The Attempts to Identify the Attacker Known as “Mo G”
[12] The initial attempts by Mr. Philipose and Mr. James to identify their attackers were unproductive. Eleven days after the assault, Mr. Philipose looked at police photo lineups. He did not positively identify any of the men in the lineups but picked out one named Mohamed Guled saying, “This guy looks similar. I’m about 75% sure.” The next day, after viewing 200-300 photos in an electronic “mug book” prepared by the police, Mr. Philipose commented on yet another individual – Abdullahi Nur – saying, “I think this might be him. That definitely looks like him, Mo G.” About a month later, Mr. James viewed more lineups and positively identified one of the men in the lineups as the man who attacked them, stating “That’s him. That’s Mo G.” The man that Mr. James positively identified was Mr. Nur – the same individual whom Mr. Philipose had picked out earlier.

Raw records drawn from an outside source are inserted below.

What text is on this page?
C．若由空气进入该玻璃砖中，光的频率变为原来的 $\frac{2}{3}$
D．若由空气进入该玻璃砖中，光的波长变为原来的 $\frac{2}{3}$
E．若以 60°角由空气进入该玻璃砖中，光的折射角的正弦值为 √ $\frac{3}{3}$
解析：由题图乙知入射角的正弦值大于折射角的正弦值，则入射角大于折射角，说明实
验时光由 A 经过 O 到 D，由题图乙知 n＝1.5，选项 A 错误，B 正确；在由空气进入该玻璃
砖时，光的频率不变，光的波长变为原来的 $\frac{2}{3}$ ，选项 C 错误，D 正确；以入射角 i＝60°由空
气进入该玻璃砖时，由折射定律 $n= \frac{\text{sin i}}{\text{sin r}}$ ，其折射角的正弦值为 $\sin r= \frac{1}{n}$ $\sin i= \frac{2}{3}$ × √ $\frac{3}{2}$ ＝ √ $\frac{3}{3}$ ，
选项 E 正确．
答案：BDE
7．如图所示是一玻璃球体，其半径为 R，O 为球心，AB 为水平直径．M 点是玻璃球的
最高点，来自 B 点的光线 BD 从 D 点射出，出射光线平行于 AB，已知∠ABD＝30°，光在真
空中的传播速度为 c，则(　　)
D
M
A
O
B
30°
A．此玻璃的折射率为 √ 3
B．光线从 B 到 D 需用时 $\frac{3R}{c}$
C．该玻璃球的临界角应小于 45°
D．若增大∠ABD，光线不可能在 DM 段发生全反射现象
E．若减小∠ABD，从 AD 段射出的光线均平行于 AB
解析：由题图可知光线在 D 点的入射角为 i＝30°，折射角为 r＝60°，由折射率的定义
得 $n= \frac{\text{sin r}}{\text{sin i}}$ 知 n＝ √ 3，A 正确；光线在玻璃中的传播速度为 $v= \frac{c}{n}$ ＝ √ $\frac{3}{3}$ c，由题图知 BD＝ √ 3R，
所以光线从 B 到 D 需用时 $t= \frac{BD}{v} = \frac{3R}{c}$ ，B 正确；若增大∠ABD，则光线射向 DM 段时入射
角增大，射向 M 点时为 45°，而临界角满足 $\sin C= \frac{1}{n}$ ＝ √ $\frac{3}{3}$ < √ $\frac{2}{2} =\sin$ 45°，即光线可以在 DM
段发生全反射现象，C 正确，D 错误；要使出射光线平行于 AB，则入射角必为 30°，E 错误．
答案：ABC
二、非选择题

[13] About six weeks after the robbery – seemingly unhappy with the progress of the police investigation – Mr. Philipose and Mr. James took it upon themselves to try to locate the man who identified himself to them as Mo G. They went to Ramsey, where they suspected Mo G might live. Ramsey is an area of Ottawa with city housing and a large population of teenagers and young adults of East African descent. Mr. Philipose intended to identify Mo G at a distance and then call the police.
[14] Mr. Philipose and Mr. James went to a community centre in Ramsey known as the Boys and Girls Club. There they spoke to a group of men at a picnic table and asked if they knew Mo G. One of the men indicated he did and offered to call Mo G on his cell phone. The call was made and the phone handed to Mr. Philipose. The man on the phone told Mr. Philipose that he was “out back”. Mr. Philipose and Mr. James looked around the side of the building and saw someone “raise their hand up” in the distance. The man who raised his hand was with two other men and was “distinctively taller” than both of them. Mr. Philipose testified that, although he was still too far away to see the man’s face, he was “pretty sure” the person who raised his hand was Mo G, his assailant.
[15] They arranged to meet the person on the phone elsewhere in the park and Mr. Philipose and Mr. James got back into their car and drove to the arranged spot. They were eventually approached by three men whom they described as “Somalian”. Mr. Philipose testified that, as the men got closer – twenty to thirty feet away – he recognized one of the three as Mo G from the Mac’s Milk incident. The lighting was good, he said, as it was only around seven thirty in the evening and “still fairly bright”. Mr. Philipose said in his examination-in-chief that he was stunned for a second to see Mo G because he recognized him as the man at the Mac’s Milk that night. On cross-examination, however, he said he “wasn’t expecting to see Mo G necessarily”.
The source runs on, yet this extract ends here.